Сэр Генри Сидней, которого держали в курсе обо всех передвижениях графа, тоже вышел из замка – поприветствовать гостя, провести его внутрь и доставить в камеру, где ему предстояло обитать в ближайшие дни. Лорд-наместник был не дурак, чтобы предоставить Десмонду свободу действий, и графа это ничуть не удивило. За годы неволи он так и не научился терпению, но хорошо научился притворству. Ему разрешили выходить в город (спасибо доброму сэру Генри!); ему пообещали встречу с любимой женой. Умеренные упражнения на свежем воздухе тоже были дозволены – означало ли это, что ему можно присоединиться к охоте на оленя за городскими стенами? О да, но оружия ему не дадут; очень хорошо, он обойдется без оружия. Как только охотничий отряд выехал за ворота Дублина, Десмонд отделился от остальных и поскакал на юг, во владения своего родича, графа Килдара. Его не искали и не преследовали. Старые друзья и вожди повстанцев встретили его и провели безопасными тропами в глубь страны, к старинной островной крепости Десмондов на озере Лох-Гур. Слухи о том, что граф и графиня возвращаются домой, опередили их на несколько дней, и в замке уже собралась целая толпа: вожди со своими клятвенниками, пастухи и нищие. Женщины, стоявшие на крепостных стенах, поднимали своих малышей и показывали их Джеральду, а тот вскидывал руку, словно благословляя юную ирландскую поросль. От озера Лох-Гур графская чета направилась дальше, в другой свой островной замок – Аскитон на реке Дил; толпа двинулась следом, разрастаясь по пути. Когда они добрались до Аскитона, в свите Джеральда уже насчитывалось не меньше сотни бойцов – он, по правде сказать, сбился со счету. Его помощник Морис Макшихи и еще многие той же фамилии, и многие О’Флаэрти, и Максуини, и О’Краули, и многие из его септа Берков.

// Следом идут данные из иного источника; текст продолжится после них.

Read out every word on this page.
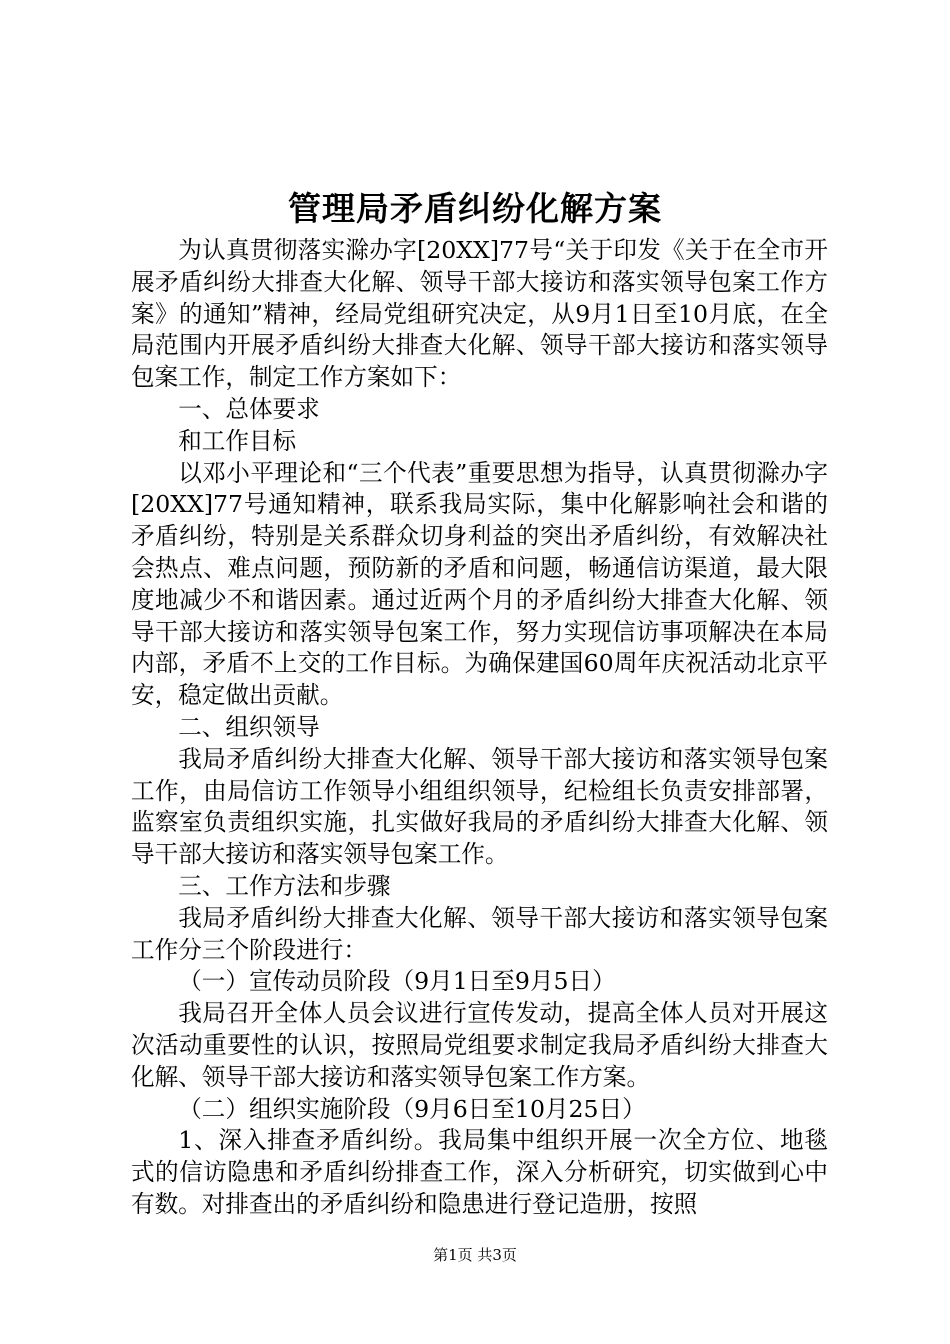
管理局矛盾纠纷化解方案

为认真贯彻落实滁办字[20XX]77号“关于印发《关于在全市开展矛盾纠纷大排查大化解、领导干部大接访和落实领导包案工作方案》的通知”精神，经局党组研究决定，从9月1日至10月底，在全局范围内开展矛盾纠纷大排查大化解、领导干部大接访和落实领导包案工作，制定工作方案如下：

一、总体要求

和工作目标

以邓小平理论和“三个代表”重要思想为指导，认真贯彻滁办字[20XX]77号通知精神，联系我局实际，集中化解影响社会和谐的矛盾纠纷，特别是关系群众切身利益的突出矛盾纠纷，有效解决社会热点、难点问题，预防新的矛盾和问题，畅通信访渠道，最大限度地减少不和谐因素。通过近两个月的矛盾纠纷大排查大化解、领导干部大接访和落实领导包案工作，努力实现信访事项解决在本局内部，矛盾不上交的工作目标。为确保建国60周年庆祝活动北京平安，稳定做出贡献。

二、组织领导

我局矛盾纠纷大排查大化解、领导干部大接访和落实领导包案工作，由局信访工作领导小组组织领导，纪检组长负责安排部署，监察室负责组织实施，扎实做好我局的矛盾纠纷大排查大化解、领导干部大接访和落实领导包案工作。

三、工作方法和步骤

我局矛盾纠纷大排查大化解、领导干部大接访和落实领导包案工作分三个阶段进行：

（一）宣传动员阶段（9月1日至9月5日）

我局召开全体人员会议进行宣传发动，提高全体人员对开展这次活动重要性的认识，按照局党组要求制定我局矛盾纠纷大排查大化解、领导干部大接访和落实领导包案工作方案。

（二）组织实施阶段（9月6日至10月25日）

1、深入排查矛盾纠纷。我局集中组织开展一次全方位、地毯式的信访隐患和矛盾纠纷排查工作，深入分析研究，切实做到心中有数。对排查出的矛盾纠纷和隐患进行登记造册，按照

第1页 共3页
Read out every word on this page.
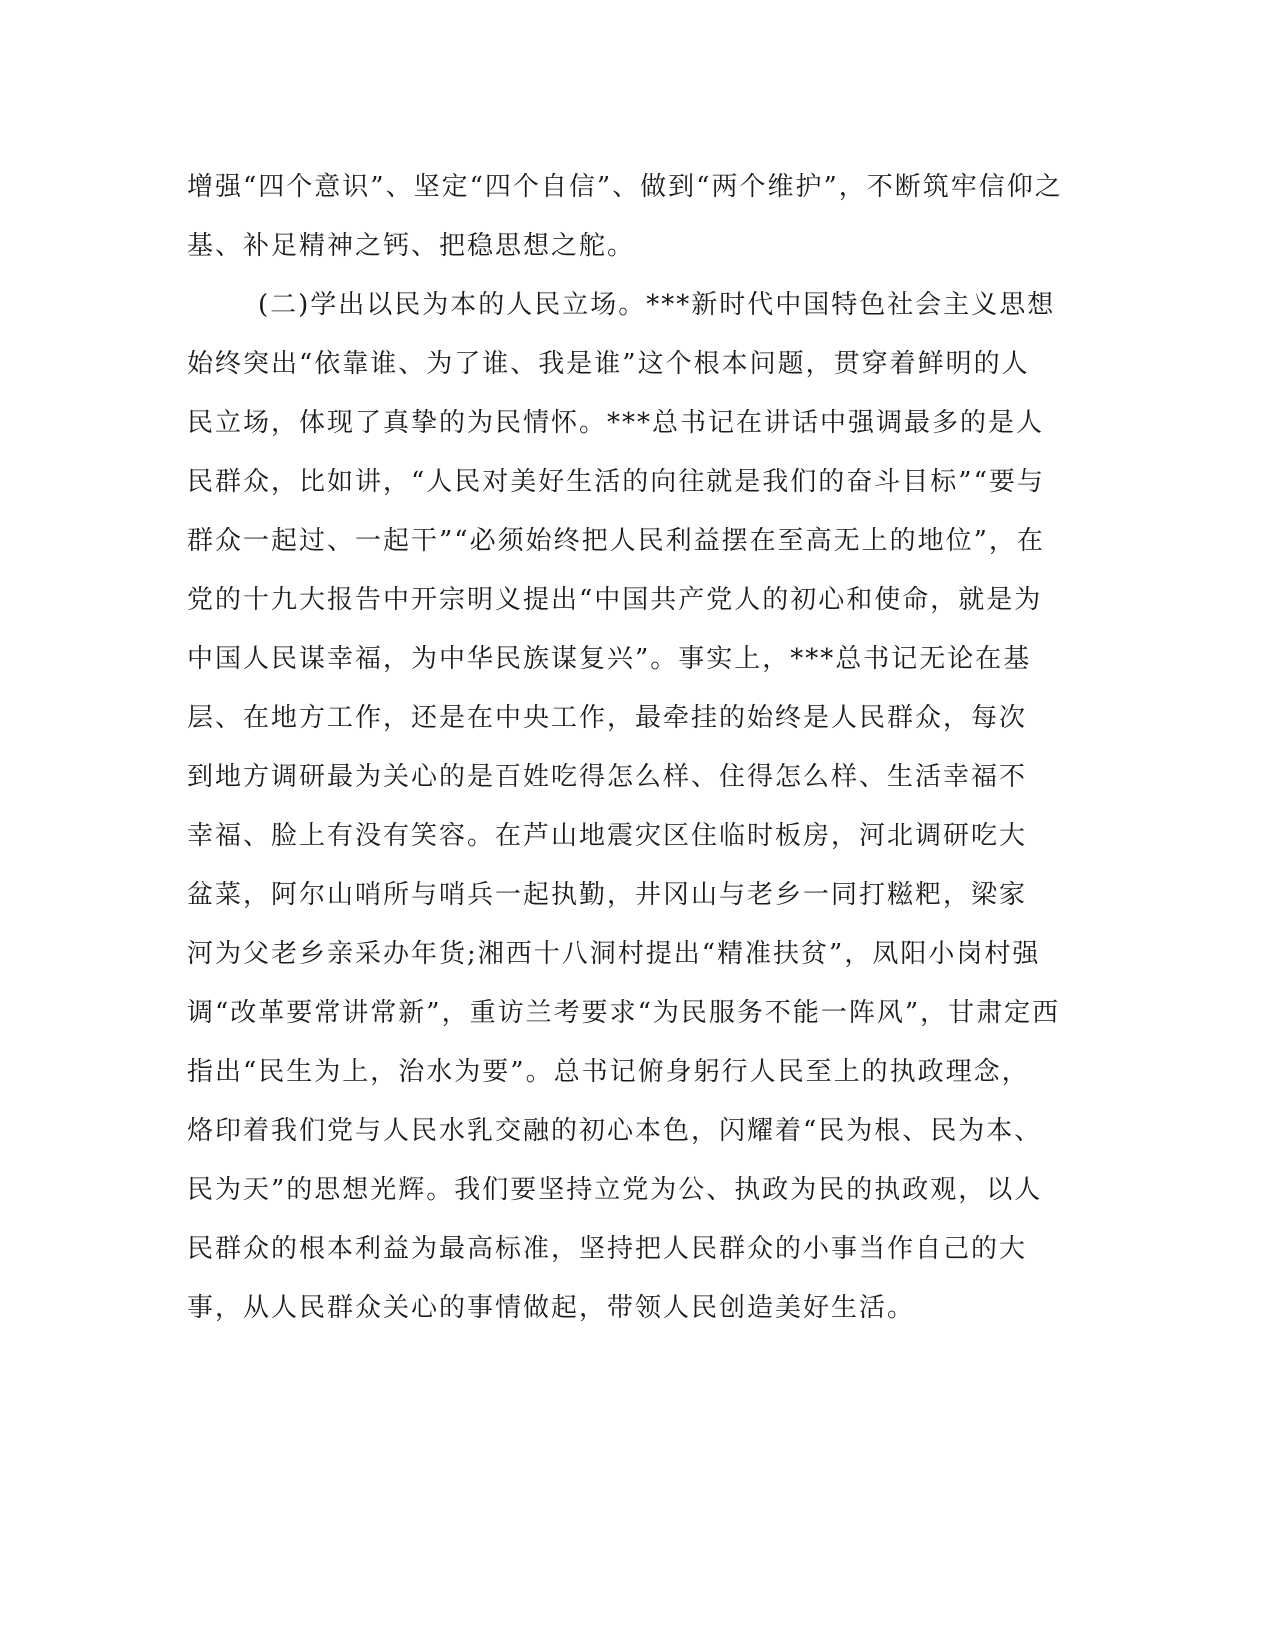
增强“四个意识”、坚定“四个自信”、做到“两个维护”，不断筑牢信仰之
基、补足精神之钙、把稳思想之舵。
(二)学出以民为本的人民立场。***新时代中国特色社会主义思想
始终突出“依靠谁、为了谁、我是谁”这个根本问题，贯穿着鲜明的人
民立场，体现了真挚的为民情怀。***总书记在讲话中强调最多的是人
民群众，比如讲，“人民对美好生活的向往就是我们的奋斗目标”“要与
群众一起过、一起干”“必须始终把人民利益摆在至高无上的地位”，在
党的十九大报告中开宗明义提出“中国共产党人的初心和使命，就是为
中国人民谋幸福，为中华民族谋复兴”。事实上，***总书记无论在基
层、在地方工作，还是在中央工作，最牵挂的始终是人民群众，每次
到地方调研最为关心的是百姓吃得怎么样、住得怎么样、生活幸福不
幸福、脸上有没有笑容。在芦山地震灾区住临时板房，河北调研吃大
盆菜，阿尔山哨所与哨兵一起执勤，井冈山与老乡一同打糍粑，梁家
河为父老乡亲采办年货;湘西十八洞村提出“精准扶贫”，凤阳小岗村强
调“改革要常讲常新”，重访兰考要求“为民服务不能一阵风”，甘肃定西
指出“民生为上，治水为要”。总书记俯身躬行人民至上的执政理念，
烙印着我们党与人民水乳交融的初心本色，闪耀着“民为根、民为本、
民为天”的思想光辉。我们要坚持立党为公、执政为民的执政观，以人
民群众的根本利益为最高标准，坚持把人民群众的小事当作自己的大
事，从人民群众关心的事情做起，带领人民创造美好生活。
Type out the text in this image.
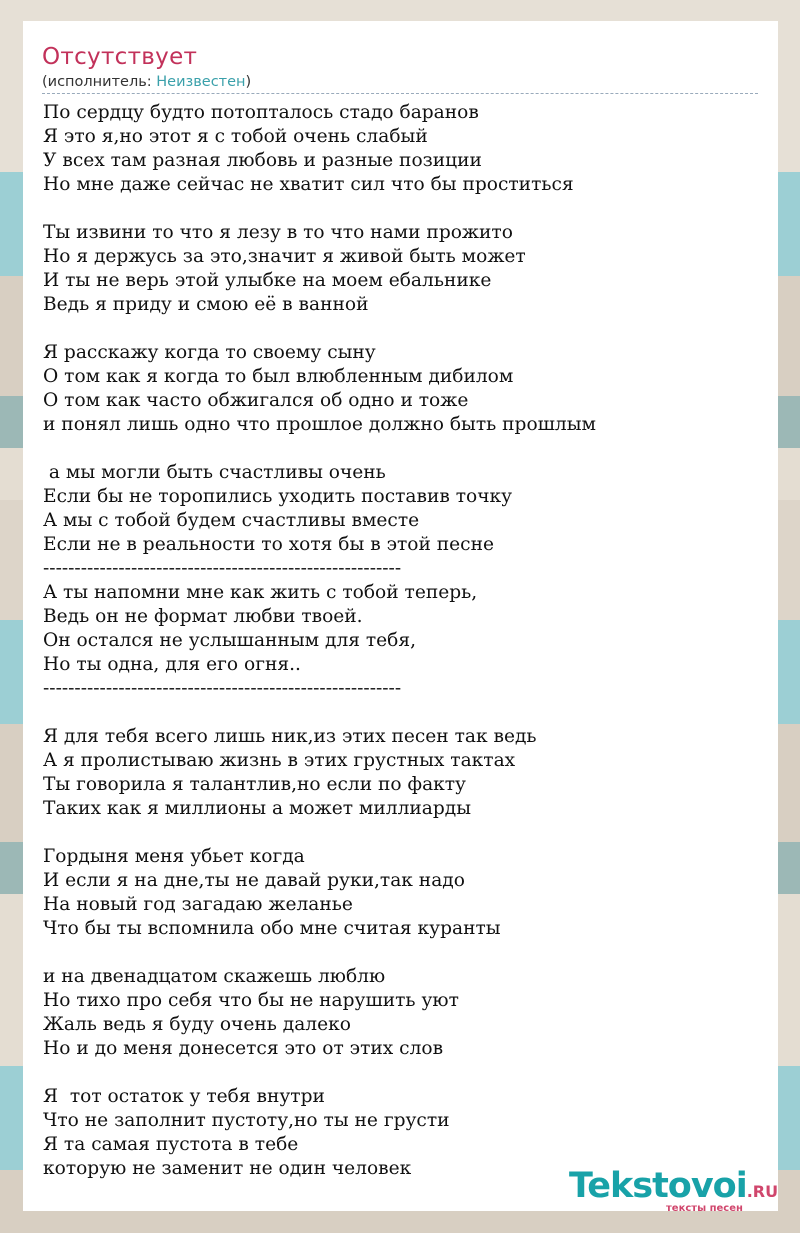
Отсутствует
(исполнитель: Неизвестен)
По сердцу будто потопталось стадо баранов
Я это я,но этот я с тобой очень слабый
У всех там разная любовь и разные позиции
Но мне даже сейчас не хватит сил что бы проститься
Ты извини то что я лезу в то что нами прожито
Но я держусь за это,значит я живой быть может
И ты не верь этой улыбке на моем ебальнике
Ведь я приду и смою её в ванной
Я расскажу когда то своему сыну
О том как я когда то был влюбленным дибилом
О том как часто обжигался об одно и тоже
и понял лишь одно что прошлое должно быть прошлым
а мы могли быть счастливы очень
Если бы не торопились уходить поставив точку
А мы с тобой будем счастливы вместе
Если не в реальности то хотя бы в этой песне
---------------------------------------------------------
А ты напомни мне как жить с тобой теперь,
Ведь он не формат любви твоей.
Он остался не услышанным для тебя,
Но ты одна, для его огня..
---------------------------------------------------------
Я для тебя всего лишь ник,из этих песен так ведь
А я пролистываю жизнь в этих грустных тактах
Ты говорила я талантлив,но если по факту
Таких как я миллионы а может миллиарды
Гордыня меня убьет когда
И если я на дне,ты не давай руки,так надо
На новый год загадаю желанье
Что бы ты вспомнила обо мне считая куранты
и на двенадцатом скажешь люблю
Но тихо про себя что бы не нарушить уют
Жаль ведь я буду очень далеко
Но и до меня донесется это от этих слов
Я  тот остаток у тебя внутри
Что не заполнит пустоту,но ты не грусти
Я та самая пустота в тебе
которую не заменит не один человек	Tekstovoi.RU
тексты песен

Элеанора долго думала и решила, что вину за бегство мужа ей лучше будет взять на себя; те оправдания, которые ей удалось придумать, казались шаткими, но теперь, когда Джеральд был дома, это уже не имело значения. Пусть напишет, сказала она, что он покинул Дублин и отправился в Аскитон, умирая от беспокойства за свою супругу. Пиши, сказала она: «Мысли о том, что она так долго оставалась без моей заботы и попечения, брошенная на произвол судьбы и без всяких средств к существованию, не давали мне покоя ни на миг и язвили до самой глубины души; оттого-то я и решился уехать, но не утратил намерения служить Вашему Величеству всеми силами как Ваш вернейший подданный». Затем Джеральду (а может, Элеаноре) пришло в голову дописать к этому: «Если бы я хоть на мгновение допустил в своих мыслях, что дальнейшее пребывание в Дублине поспособствует службе, которую я поклялся нести ради Вашего Величества, я с превеликой радостью остался бы в заключении до конца моих дней». Граф и графиня рассмеялись, радуясь собственной дерзости.

Победу – папе!

Захват южных земель отдавался эхом и на севере Ирландии: нити кровного родства и общей истории, семейных и клановых связей натянулись туже обычного. Да и что могло помешать англичанам, желающим бесплатных земель и понукаемым своей королевой и лордами, в конце концов прорваться в Ольстер и Тирконнел через Северный перевал у озера Лох-Ней или через западные озера на Эрне? И если так случится, то владетелям Севера не стоит повторять ошибки южан, а чтобы дать сассенахам решительный отпор, нужно объединить силы заранее. «Друзей надо приковывать к себе железными цепям», – сказал Турлох Линьях маленькому Хью когда-то давным-давно, когда мир еще был прежним. Гранья О’Малли и ее родичи перевезли на своих галерах не меньше тысячи шотландских наемников-«краснолапов» на остров Клэр, а оттуда – в Ольстер. «Держи их при себе, – сказала Гранья графу Тирконнелу. – Их время придет».